Page last updated at 19:55 GMT, Thursday, 15 October 2009 20:55 UK

Statue fragment shown to be Nero

Nero head
The marble head had been removed from the body and buried

Experts say they have proved a statue fragment found in West Sussex depicts the Roman emperor Nero as a young man.

Scientists from Bournemouth University have spent the day at Fishbourne Roman Palace using a 3D laser scanner to make a full head image from the fragment.

The confirmation that the head is that of the young Nero makes it only the third piece of its kind in the world.

The others are in the Museo Nazionale d'Antichita in Parma and the Musee du Louvre in Paris.

"For us, it is incredibly significant," said Dr Rob Symmonds, curator of Fishbourne Roman Palace.

"We have always known Fishbourne is an internationally important site.
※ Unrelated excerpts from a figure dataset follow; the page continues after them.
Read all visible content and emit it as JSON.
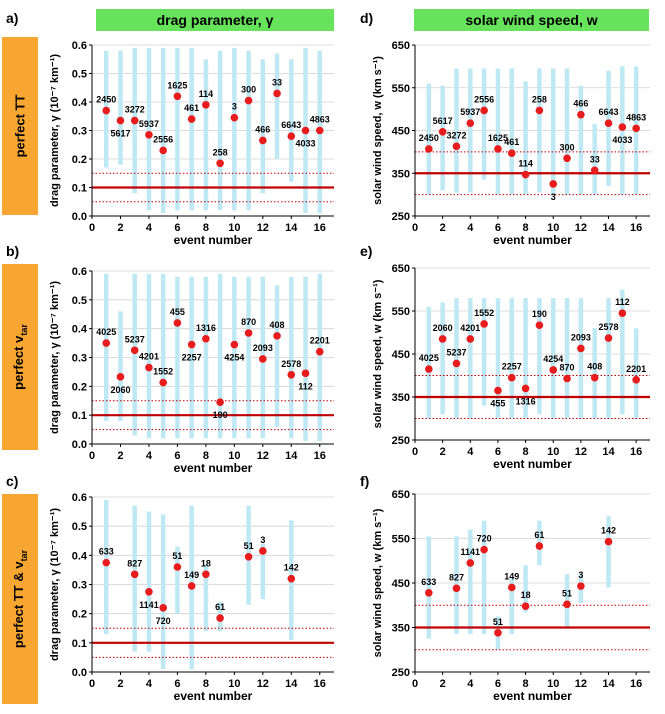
{
  "headers": {
    "left": "drag parameter, γ",
    "right": "solar wind speed, w"
  },
  "rows": [
    {
      "main": "perfect TT",
      "sub": ""
    },
    {
      "main": "perfect v",
      "sub": "tar"
    },
    {
      "main": "perfect TT & v",
      "sub": "tar"
    }
  ],
  "colors": {
    "header": "#66e35a",
    "side": "#f7a632",
    "bar": "#bfe8f5",
    "point": "#e81c1c",
    "refline": "#c00000",
    "grid": "#d0d0d0"
  },
  "chart_data": [
    {
      "id": "a",
      "panel_label": "a)",
      "type": "scatter",
      "xlabel": "event number",
      "ylabel": "drag parameter, γ (10⁻⁷ km⁻¹)",
      "xlim": [
        0,
        17
      ],
      "xticks": [
        0,
        2,
        4,
        6,
        8,
        10,
        12,
        14,
        16
      ],
      "ylim": [
        0,
        0.6
      ],
      "yticks": [
        0,
        0.1,
        0.2,
        0.3,
        0.4,
        0.5,
        0.6
      ],
      "ytick_labels": [
        "0.0",
        "0.1",
        "0.2",
        "0.3",
        "0.4",
        "0.5",
        "0.6"
      ],
      "ref_line": 0.1,
      "ref_dotted": [
        0.05,
        0.15
      ],
      "points": [
        {
          "x": 1,
          "y": 0.37,
          "lo": 0.17,
          "hi": 0.58,
          "label": "2450",
          "pos": "above"
        },
        {
          "x": 2,
          "y": 0.335,
          "lo": 0.18,
          "hi": 0.58,
          "label": "5617",
          "pos": "below"
        },
        {
          "x": 3,
          "y": 0.335,
          "lo": 0.08,
          "hi": 0.59,
          "label": "3272",
          "pos": "above"
        },
        {
          "x": 4,
          "y": 0.285,
          "lo": 0.02,
          "hi": 0.59,
          "label": "5937",
          "pos": "above"
        },
        {
          "x": 5,
          "y": 0.23,
          "lo": 0.01,
          "hi": 0.59,
          "label": "2556",
          "pos": "above"
        },
        {
          "x": 6,
          "y": 0.42,
          "lo": 0.02,
          "hi": 0.59,
          "label": "1625",
          "pos": "above"
        },
        {
          "x": 7,
          "y": 0.34,
          "lo": 0.02,
          "hi": 0.59,
          "label": "461",
          "pos": "above"
        },
        {
          "x": 8,
          "y": 0.39,
          "lo": 0.02,
          "hi": 0.55,
          "label": "114",
          "pos": "above"
        },
        {
          "x": 9,
          "y": 0.185,
          "lo": 0.02,
          "hi": 0.58,
          "label": "258",
          "pos": "above"
        },
        {
          "x": 10,
          "y": 0.345,
          "lo": 0.02,
          "hi": 0.59,
          "label": "3",
          "pos": "above"
        },
        {
          "x": 11,
          "y": 0.405,
          "lo": 0.02,
          "hi": 0.58,
          "label": "300",
          "pos": "above"
        },
        {
          "x": 12,
          "y": 0.265,
          "lo": 0.08,
          "hi": 0.55,
          "label": "466",
          "pos": "above"
        },
        {
          "x": 13,
          "y": 0.43,
          "lo": 0.2,
          "hi": 0.57,
          "label": "33",
          "pos": "above"
        },
        {
          "x": 14,
          "y": 0.28,
          "lo": 0.12,
          "hi": 0.55,
          "label": "6643",
          "pos": "above"
        },
        {
          "x": 15,
          "y": 0.3,
          "lo": 0.01,
          "hi": 0.59,
          "label": "4033",
          "pos": "below"
        },
        {
          "x": 16,
          "y": 0.3,
          "lo": 0.01,
          "hi": 0.58,
          "label": "4863",
          "pos": "above"
        }
      ]
    },
    {
      "id": "d",
      "panel_label": "d)",
      "type": "scatter",
      "xlabel": "event number",
      "ylabel": "solar wind speed, w (km s⁻¹)",
      "xlim": [
        0,
        17
      ],
      "xticks": [
        0,
        2,
        4,
        6,
        8,
        10,
        12,
        14,
        16
      ],
      "ylim": [
        250,
        650
      ],
      "yticks": [
        250,
        350,
        450,
        550,
        650
      ],
      "ytick_labels": [
        "250",
        "350",
        "450",
        "550",
        "650"
      ],
      "ref_line": 350,
      "ref_dotted": [
        300,
        400
      ],
      "points": [
        {
          "x": 1,
          "y": 407,
          "lo": 300,
          "hi": 560,
          "label": "2450",
          "pos": "above"
        },
        {
          "x": 2,
          "y": 447,
          "lo": 310,
          "hi": 555,
          "label": "5617",
          "pos": "above"
        },
        {
          "x": 3,
          "y": 413,
          "lo": 305,
          "hi": 595,
          "label": "3272",
          "pos": "above"
        },
        {
          "x": 4,
          "y": 467,
          "lo": 305,
          "hi": 595,
          "label": "5937",
          "pos": "above"
        },
        {
          "x": 5,
          "y": 497,
          "lo": 335,
          "hi": 595,
          "label": "2556",
          "pos": "above"
        },
        {
          "x": 6,
          "y": 407,
          "lo": 300,
          "hi": 595,
          "label": "1625",
          "pos": "above"
        },
        {
          "x": 7,
          "y": 397,
          "lo": 300,
          "hi": 595,
          "label": "461",
          "pos": "above"
        },
        {
          "x": 8,
          "y": 347,
          "lo": 300,
          "hi": 565,
          "label": "114",
          "pos": "above"
        },
        {
          "x": 9,
          "y": 497,
          "lo": 305,
          "hi": 595,
          "label": "258",
          "pos": "above"
        },
        {
          "x": 10,
          "y": 325,
          "lo": 300,
          "hi": 595,
          "label": "3",
          "pos": "below"
        },
        {
          "x": 11,
          "y": 385,
          "lo": 300,
          "hi": 595,
          "label": "300",
          "pos": "above"
        },
        {
          "x": 12,
          "y": 487,
          "lo": 300,
          "hi": 555,
          "label": "466",
          "pos": "above"
        },
        {
          "x": 13,
          "y": 357,
          "lo": 300,
          "hi": 465,
          "label": "33",
          "pos": "above"
        },
        {
          "x": 14,
          "y": 467,
          "lo": 320,
          "hi": 590,
          "label": "6643",
          "pos": "above"
        },
        {
          "x": 15,
          "y": 458,
          "lo": 300,
          "hi": 600,
          "label": "4033",
          "pos": "below"
        },
        {
          "x": 16,
          "y": 455,
          "lo": 300,
          "hi": 600,
          "label": "4863",
          "pos": "above"
        }
      ]
    },
    {
      "id": "b",
      "panel_label": "b)",
      "type": "scatter",
      "xlabel": "event number",
      "ylabel": "drag parameter, γ (10⁻⁷ km⁻¹)",
      "xlim": [
        0,
        17
      ],
      "xticks": [
        0,
        2,
        4,
        6,
        8,
        10,
        12,
        14,
        16
      ],
      "ylim": [
        0,
        0.6
      ],
      "yticks": [
        0,
        0.1,
        0.2,
        0.3,
        0.4,
        0.5,
        0.6
      ],
      "ytick_labels": [
        "0.0",
        "0.1",
        "0.2",
        "0.3",
        "0.4",
        "0.5",
        "0.6"
      ],
      "ref_line": 0.1,
      "ref_dotted": [
        0.05,
        0.15
      ],
      "points": [
        {
          "x": 1,
          "y": 0.35,
          "lo": 0.08,
          "hi": 0.59,
          "label": "4025",
          "pos": "above"
        },
        {
          "x": 2,
          "y": 0.233,
          "lo": 0.08,
          "hi": 0.46,
          "label": "2060",
          "pos": "below"
        },
        {
          "x": 3,
          "y": 0.325,
          "lo": 0.03,
          "hi": 0.59,
          "label": "5237",
          "pos": "above"
        },
        {
          "x": 4,
          "y": 0.265,
          "lo": 0.02,
          "hi": 0.59,
          "label": "4201",
          "pos": "above"
        },
        {
          "x": 5,
          "y": 0.213,
          "lo": 0.02,
          "hi": 0.59,
          "label": "1552",
          "pos": "above"
        },
        {
          "x": 6,
          "y": 0.42,
          "lo": 0.02,
          "hi": 0.58,
          "label": "455",
          "pos": "above"
        },
        {
          "x": 7,
          "y": 0.345,
          "lo": 0.02,
          "hi": 0.58,
          "label": "2257",
          "pos": "below"
        },
        {
          "x": 8,
          "y": 0.365,
          "lo": 0.02,
          "hi": 0.58,
          "label": "1316",
          "pos": "above"
        },
        {
          "x": 9,
          "y": 0.145,
          "lo": 0.02,
          "hi": 0.59,
          "label": "190",
          "pos": "below"
        },
        {
          "x": 10,
          "y": 0.345,
          "lo": 0.02,
          "hi": 0.58,
          "label": "4254",
          "pos": "below"
        },
        {
          "x": 11,
          "y": 0.385,
          "lo": 0.02,
          "hi": 0.58,
          "label": "870",
          "pos": "above"
        },
        {
          "x": 12,
          "y": 0.295,
          "lo": 0.02,
          "hi": 0.58,
          "label": "2093",
          "pos": "above"
        },
        {
          "x": 13,
          "y": 0.375,
          "lo": 0.06,
          "hi": 0.55,
          "label": "408",
          "pos": "above"
        },
        {
          "x": 14,
          "y": 0.24,
          "lo": 0.02,
          "hi": 0.58,
          "label": "2578",
          "pos": "above"
        },
        {
          "x": 15,
          "y": 0.245,
          "lo": 0.01,
          "hi": 0.58,
          "label": "112",
          "pos": "below"
        },
        {
          "x": 16,
          "y": 0.32,
          "lo": 0.01,
          "hi": 0.59,
          "label": "2201",
          "pos": "above"
        }
      ]
    },
    {
      "id": "e",
      "panel_label": "e)",
      "type": "scatter",
      "xlabel": "event number",
      "ylabel": "solar wind speed, w (km s⁻¹)",
      "xlim": [
        0,
        17
      ],
      "xticks": [
        0,
        2,
        4,
        6,
        8,
        10,
        12,
        14,
        16
      ],
      "ylim": [
        250,
        650
      ],
      "yticks": [
        250,
        350,
        450,
        550,
        650
      ],
      "ytick_labels": [
        "250",
        "350",
        "450",
        "550",
        "650"
      ],
      "ref_line": 350,
      "ref_dotted": [
        300,
        400
      ],
      "points": [
        {
          "x": 1,
          "y": 415,
          "lo": 300,
          "hi": 560,
          "label": "4025",
          "pos": "above"
        },
        {
          "x": 2,
          "y": 485,
          "lo": 310,
          "hi": 570,
          "label": "2060",
          "pos": "above"
        },
        {
          "x": 3,
          "y": 428,
          "lo": 300,
          "hi": 580,
          "label": "5237",
          "pos": "above"
        },
        {
          "x": 4,
          "y": 485,
          "lo": 300,
          "hi": 580,
          "label": "4201",
          "pos": "above"
        },
        {
          "x": 5,
          "y": 520,
          "lo": 330,
          "hi": 580,
          "label": "1552",
          "pos": "above"
        },
        {
          "x": 6,
          "y": 365,
          "lo": 300,
          "hi": 580,
          "label": "455",
          "pos": "below"
        },
        {
          "x": 7,
          "y": 395,
          "lo": 300,
          "hi": 580,
          "label": "2257",
          "pos": "above"
        },
        {
          "x": 8,
          "y": 370,
          "lo": 300,
          "hi": 580,
          "label": "1316",
          "pos": "below"
        },
        {
          "x": 9,
          "y": 517,
          "lo": 310,
          "hi": 580,
          "label": "190",
          "pos": "above"
        },
        {
          "x": 10,
          "y": 413,
          "lo": 300,
          "hi": 580,
          "label": "4254",
          "pos": "above"
        },
        {
          "x": 11,
          "y": 393,
          "lo": 300,
          "hi": 580,
          "label": "870",
          "pos": "above"
        },
        {
          "x": 12,
          "y": 463,
          "lo": 300,
          "hi": 580,
          "label": "2093",
          "pos": "above"
        },
        {
          "x": 13,
          "y": 395,
          "lo": 300,
          "hi": 510,
          "label": "408",
          "pos": "above"
        },
        {
          "x": 14,
          "y": 487,
          "lo": 300,
          "hi": 580,
          "label": "2578",
          "pos": "above"
        },
        {
          "x": 15,
          "y": 545,
          "lo": 310,
          "hi": 600,
          "label": "112",
          "pos": "above"
        },
        {
          "x": 16,
          "y": 390,
          "lo": 300,
          "hi": 510,
          "label": "2201",
          "pos": "above"
        }
      ]
    },
    {
      "id": "c",
      "panel_label": "c)",
      "type": "scatter",
      "xlabel": "event number",
      "ylabel": "drag parameter, γ (10⁻⁷ km⁻¹)",
      "xlim": [
        0,
        17
      ],
      "xticks": [
        0,
        2,
        4,
        6,
        8,
        10,
        12,
        14,
        16
      ],
      "ylim": [
        0,
        0.6
      ],
      "yticks": [
        0,
        0.1,
        0.2,
        0.3,
        0.4,
        0.5,
        0.6
      ],
      "ytick_labels": [
        "0.0",
        "0.1",
        "0.2",
        "0.3",
        "0.4",
        "0.5",
        "0.6"
      ],
      "ref_line": 0.1,
      "ref_dotted": [
        0.05,
        0.15
      ],
      "points": [
        {
          "x": 1,
          "y": 0.375,
          "lo": 0.13,
          "hi": 0.59,
          "label": "633",
          "pos": "above"
        },
        {
          "x": 3,
          "y": 0.335,
          "lo": 0.07,
          "hi": 0.57,
          "label": "827",
          "pos": "above"
        },
        {
          "x": 4,
          "y": 0.275,
          "lo": 0.07,
          "hi": 0.55,
          "label": "1141",
          "pos": "below"
        },
        {
          "x": 5,
          "y": 0.22,
          "lo": 0.01,
          "hi": 0.54,
          "label": "720",
          "pos": "below"
        },
        {
          "x": 6,
          "y": 0.36,
          "lo": 0.2,
          "hi": 0.43,
          "label": "51",
          "pos": "above"
        },
        {
          "x": 7,
          "y": 0.295,
          "lo": 0.01,
          "hi": 0.57,
          "label": "149",
          "pos": "above"
        },
        {
          "x": 8,
          "y": 0.335,
          "lo": 0.14,
          "hi": 0.37,
          "label": "18",
          "pos": "above"
        },
        {
          "x": 9,
          "y": 0.185,
          "lo": 0.14,
          "hi": 0.24,
          "label": "61",
          "pos": "above"
        },
        {
          "x": 11,
          "y": 0.395,
          "lo": 0.23,
          "hi": 0.57,
          "label": "51",
          "pos": "above"
        },
        {
          "x": 12,
          "y": 0.415,
          "lo": 0.25,
          "hi": 0.44,
          "label": "3",
          "pos": "above"
        },
        {
          "x": 14,
          "y": 0.32,
          "lo": 0.11,
          "hi": 0.52,
          "label": "142",
          "pos": "above"
        }
      ]
    },
    {
      "id": "f",
      "panel_label": "f)",
      "type": "scatter",
      "xlabel": "event number",
      "ylabel": "solar wind speed, w (km s⁻¹)",
      "xlim": [
        0,
        17
      ],
      "xticks": [
        0,
        2,
        4,
        6,
        8,
        10,
        12,
        14,
        16
      ],
      "ylim": [
        250,
        650
      ],
      "yticks": [
        250,
        350,
        450,
        550,
        650
      ],
      "ytick_labels": [
        "250",
        "350",
        "450",
        "550",
        "650"
      ],
      "ref_line": 350,
      "ref_dotted": [
        300,
        400
      ],
      "points": [
        {
          "x": 1,
          "y": 428,
          "lo": 325,
          "hi": 555,
          "label": "633",
          "pos": "above"
        },
        {
          "x": 3,
          "y": 438,
          "lo": 335,
          "hi": 555,
          "label": "827",
          "pos": "above"
        },
        {
          "x": 4,
          "y": 495,
          "lo": 335,
          "hi": 570,
          "label": "1141",
          "pos": "above"
        },
        {
          "x": 5,
          "y": 525,
          "lo": 335,
          "hi": 590,
          "label": "720",
          "pos": "above"
        },
        {
          "x": 6,
          "y": 338,
          "lo": 300,
          "hi": 375,
          "label": "51",
          "pos": "above"
        },
        {
          "x": 7,
          "y": 440,
          "lo": 335,
          "hi": 460,
          "label": "149",
          "pos": "above"
        },
        {
          "x": 8,
          "y": 398,
          "lo": 385,
          "hi": 490,
          "label": "18",
          "pos": "above"
        },
        {
          "x": 9,
          "y": 533,
          "lo": 490,
          "hi": 590,
          "label": "61",
          "pos": "above"
        },
        {
          "x": 11,
          "y": 402,
          "lo": 350,
          "hi": 470,
          "label": "51",
          "pos": "above"
        },
        {
          "x": 12,
          "y": 443,
          "lo": 405,
          "hi": 470,
          "label": "3",
          "pos": "above"
        },
        {
          "x": 14,
          "y": 543,
          "lo": 440,
          "hi": 600,
          "label": "142",
          "pos": "above"
        }
      ]
    }
  ]
}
"This reminds us that any one of the 100,000 objects found at this site could throw up an amazing surprise at any moment."

The fragment was found in the mid-1960s but was thought to depict the child of someone who lived at the palace.

Model of Fishbourne Roman Palace
Fishbourne became a a sumptuous palace during the Roman occupation

Most portraits of Nero were destroyed after he killed himself, having been declared an enemy of the state.

Dr Miles Russell, from Bournemouth University, said: "It is a very well executed piece, it is extremely lifelike and made out of Italian marble which had been imported here.

"It is a very expensive artefact, which has been smashed into pieces before being buried in foundation rubble."

The digital image produced by the scanner was compared with the known depictions of Nero in Parma and Paris.

Dr Russell said he was 100% confident they matched.

"He has that very distinctive hair over his ears and very distinctive almond eyes," he said.